Border agents seize $11.4 million worth of hard drugs
Amid the unprecedented migration surge at the southern border, drug traffickers have escalated their operations.
Customs and Border Protection (CBP) officials seized millions of dollars' worth of illicit narcotics in two separate operations, the agency announced Friday.
Agents on Tuesday discovered "32 packages containing 80.73 pounds of alleged cocaine" in a truck at the World Trade Bridge with an estimated value of $1,077,946. Later that same evening, CBP discovered in another vehicle "71 packages containing 31.39 pounds of alleged heroin and 2,551 packages containing 1047.19 pounds of alleged methamphetamine."
The total estimated street value of those drugs was $10,412,400, for a combined total of $11,490,346 worth of seizures from those two busts alone.

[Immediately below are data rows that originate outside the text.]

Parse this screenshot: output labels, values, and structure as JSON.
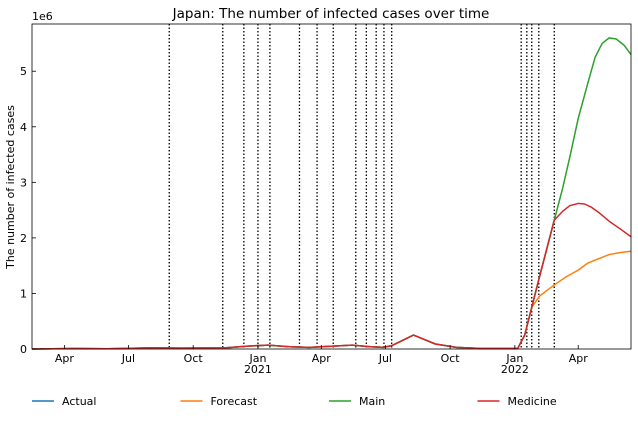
{
  "chart_data": {
    "type": "line",
    "title": "Japan: The number of infected cases over time",
    "ylabel": "The number of infected cases",
    "xlabel": "",
    "y_offset_text": "1e6",
    "x_range": [
      "2020-02-15",
      "2022-06-15"
    ],
    "ylim": [
      0,
      5.85
    ],
    "y_ticks": [
      0,
      1,
      2,
      3,
      4,
      5
    ],
    "x_ticks": [
      {
        "date": "2020-04-01",
        "label": "Apr",
        "sub": ""
      },
      {
        "date": "2020-07-01",
        "label": "Jul",
        "sub": ""
      },
      {
        "date": "2020-10-01",
        "label": "Oct",
        "sub": ""
      },
      {
        "date": "2021-01-01",
        "label": "Jan",
        "sub": "2021"
      },
      {
        "date": "2021-04-01",
        "label": "Apr",
        "sub": ""
      },
      {
        "date": "2021-07-01",
        "label": "Jul",
        "sub": ""
      },
      {
        "date": "2021-10-01",
        "label": "Oct",
        "sub": ""
      },
      {
        "date": "2022-01-01",
        "label": "Jan",
        "sub": "2022"
      },
      {
        "date": "2022-04-01",
        "label": "Apr",
        "sub": ""
      }
    ],
    "vlines": [
      "2020-08-28",
      "2020-11-12",
      "2020-12-12",
      "2021-01-01",
      "2021-01-18",
      "2021-03-01",
      "2021-03-26",
      "2021-04-18",
      "2021-05-20",
      "2021-06-04",
      "2021-06-18",
      "2021-06-29",
      "2021-07-10",
      "2022-01-10",
      "2022-01-18",
      "2022-01-25",
      "2022-02-04",
      "2022-02-26"
    ],
    "legend_position": "bottom",
    "series": [
      {
        "name": "Actual",
        "color": "#1f77b4",
        "x": [
          "2020-02-15",
          "2020-04-15",
          "2020-06-01",
          "2020-08-01",
          "2020-09-15",
          "2020-11-15",
          "2020-12-15",
          "2021-01-15",
          "2021-02-15",
          "2021-03-15",
          "2021-04-15",
          "2021-05-15",
          "2021-06-10",
          "2021-06-28",
          "2021-07-10",
          "2021-08-10",
          "2021-09-10",
          "2021-10-10",
          "2021-11-15",
          "2022-01-05",
          "2022-01-15",
          "2022-01-25",
          "2022-02-05",
          "2022-02-26"
        ],
        "y": [
          0.0,
          0.01,
          0.005,
          0.02,
          0.015,
          0.02,
          0.05,
          0.07,
          0.04,
          0.03,
          0.05,
          0.07,
          0.04,
          0.03,
          0.06,
          0.25,
          0.09,
          0.03,
          0.01,
          0.01,
          0.25,
          0.75,
          1.3,
          2.32
        ]
      },
      {
        "name": "Forecast",
        "color": "#ff7f0e",
        "x": [
          "2022-01-25",
          "2022-02-05",
          "2022-02-15",
          "2022-03-01",
          "2022-03-15",
          "2022-04-01",
          "2022-04-15",
          "2022-05-01",
          "2022-05-15",
          "2022-06-01",
          "2022-06-15"
        ],
        "y": [
          0.75,
          0.95,
          1.05,
          1.18,
          1.3,
          1.42,
          1.55,
          1.63,
          1.7,
          1.74,
          1.76
        ]
      },
      {
        "name": "Main",
        "color": "#2ca02c",
        "x": [
          "2020-02-15",
          "2020-04-15",
          "2020-06-01",
          "2020-08-01",
          "2020-09-15",
          "2020-11-15",
          "2020-12-15",
          "2021-01-15",
          "2021-02-15",
          "2021-03-15",
          "2021-04-15",
          "2021-05-15",
          "2021-06-10",
          "2021-06-28",
          "2021-07-10",
          "2021-08-10",
          "2021-09-10",
          "2021-10-10",
          "2021-11-15",
          "2022-01-05",
          "2022-01-15",
          "2022-01-25",
          "2022-02-05",
          "2022-02-26",
          "2022-03-10",
          "2022-03-20",
          "2022-04-01",
          "2022-04-15",
          "2022-04-25",
          "2022-05-05",
          "2022-05-15",
          "2022-05-25",
          "2022-06-05",
          "2022-06-15"
        ],
        "y": [
          0.0,
          0.01,
          0.005,
          0.02,
          0.015,
          0.02,
          0.05,
          0.07,
          0.04,
          0.03,
          0.05,
          0.07,
          0.04,
          0.03,
          0.06,
          0.25,
          0.09,
          0.03,
          0.01,
          0.01,
          0.25,
          0.75,
          1.3,
          2.32,
          2.9,
          3.45,
          4.15,
          4.8,
          5.25,
          5.5,
          5.6,
          5.58,
          5.47,
          5.3
        ]
      },
      {
        "name": "Medicine",
        "color": "#d62728",
        "x": [
          "2020-02-15",
          "2020-04-15",
          "2020-06-01",
          "2020-08-01",
          "2020-09-15",
          "2020-11-15",
          "2020-12-15",
          "2021-01-15",
          "2021-02-15",
          "2021-03-15",
          "2021-04-15",
          "2021-05-15",
          "2021-06-10",
          "2021-06-28",
          "2021-07-10",
          "2021-08-10",
          "2021-09-10",
          "2021-10-10",
          "2021-11-15",
          "2022-01-05",
          "2022-01-15",
          "2022-01-25",
          "2022-02-05",
          "2022-02-26",
          "2022-03-10",
          "2022-03-20",
          "2022-04-01",
          "2022-04-10",
          "2022-04-20",
          "2022-05-01",
          "2022-05-15",
          "2022-06-01",
          "2022-06-15"
        ],
        "y": [
          0.0,
          0.01,
          0.005,
          0.02,
          0.015,
          0.02,
          0.05,
          0.07,
          0.04,
          0.03,
          0.05,
          0.07,
          0.04,
          0.03,
          0.06,
          0.25,
          0.09,
          0.03,
          0.01,
          0.01,
          0.25,
          0.75,
          1.3,
          2.32,
          2.48,
          2.58,
          2.62,
          2.61,
          2.55,
          2.45,
          2.3,
          2.15,
          2.02
        ]
      }
    ]
  }
}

"CBP continues to work with our law enforcement partners to foil illicit transnational criminal organization attempts to smuggle their product through our cargo facilities," Port Director Alberto Flores, Laredo Port of Entry, said in the CBP press release. "These significant seizures are prime examples of how CBP’s border security management aids in the prevention of prohibited contraband from crossing the border."
Amid the unprecedented migration surge at the southern border, drug traffickers have escalated their operations, shipping vast amounts of illegal drugs into the United States. In July alone, border agents seized more than 2,000 pounds of fentanyl, an amount it estimated was enough to kill 470 million people, well over the total population of the country.